Now, let’s label the original imbalanced data using our model to see how many instances are correctly classified from our model:

original_encoded = data.drop('policy_id', axis=1).copy()
encoders = {col: LabelEncoder().fit(X_oversampled[col]) for col in X_oversampled.select_dtypes(include=['object']).columns}

for col in original_encoded.select_dtypes(include=['object']).columns:
    if col in encoders:
        original_encoded[col] = encoders[col].transform(original_encoded[col])

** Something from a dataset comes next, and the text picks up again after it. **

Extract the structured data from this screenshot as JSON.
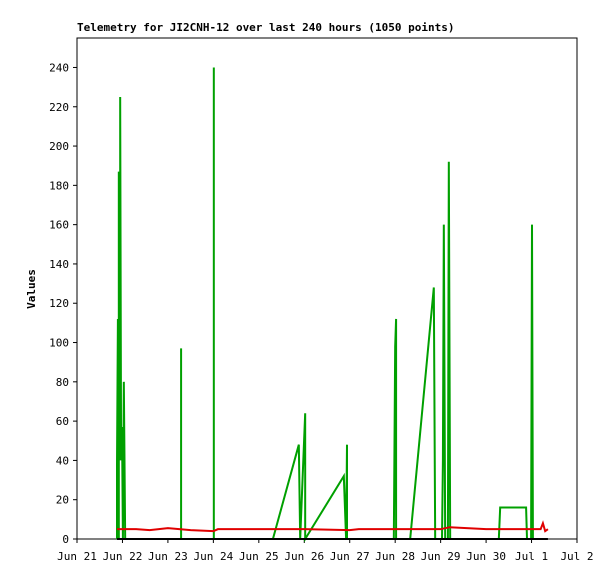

original_encoded_predictions = rf_model_oversampled.predict(original_encoded.drop('claim_status', axis=1))

comparison_df = pd.DataFrame({
    'Actual': original_encoded['claim_status'],
    'Predicted': original_encoded_predictions
})

print(comparison_df.head(10))
   Actual  Predicted
0 0 0
1 0 0
2 0 0
3 0 0
4 0 0
5 0 0
6 0 0
7 0 0
8 0 0
9 0 0

Let’s visualize the percentage of correctly classified and misclassified samples:

correctly_classified = (comparison_df['Actual'] == comparison_df['Predicted']).sum()
incorrectly_classified = (comparison_df['Actual'] != comparison_df['Predicted']).sum()

classification_counts = [correctly_classified, incorrectly_classified]
labels = ['Correctly Classified', 'Misclassified']

# create a pie chart
plt.figure(figsize=(8, 8))
plt.pie(classification_counts, labels=labels, autopct='%1.1f%%', startangle=140, colors=['#4CAF50', '#FF5733'])
plt.title('Classification Accuracy')
plt.show()
Classification on Imbalanced Data

So, we can see that our model performs well on the original imbalanced data as well.

Summary

So, this is how to handle class imbalance and perform classification on imbalanced data. Imbalanced data refers to a situation in classification problems where the number of observations in each class significantly differs. In such datasets, one class (the majority class) vastly outnumbers the other class (the minority class). This imbalance can lead to biased models that favour the majority class, resulting in poor predictive performance on the minority class, which is often the class of greater interest.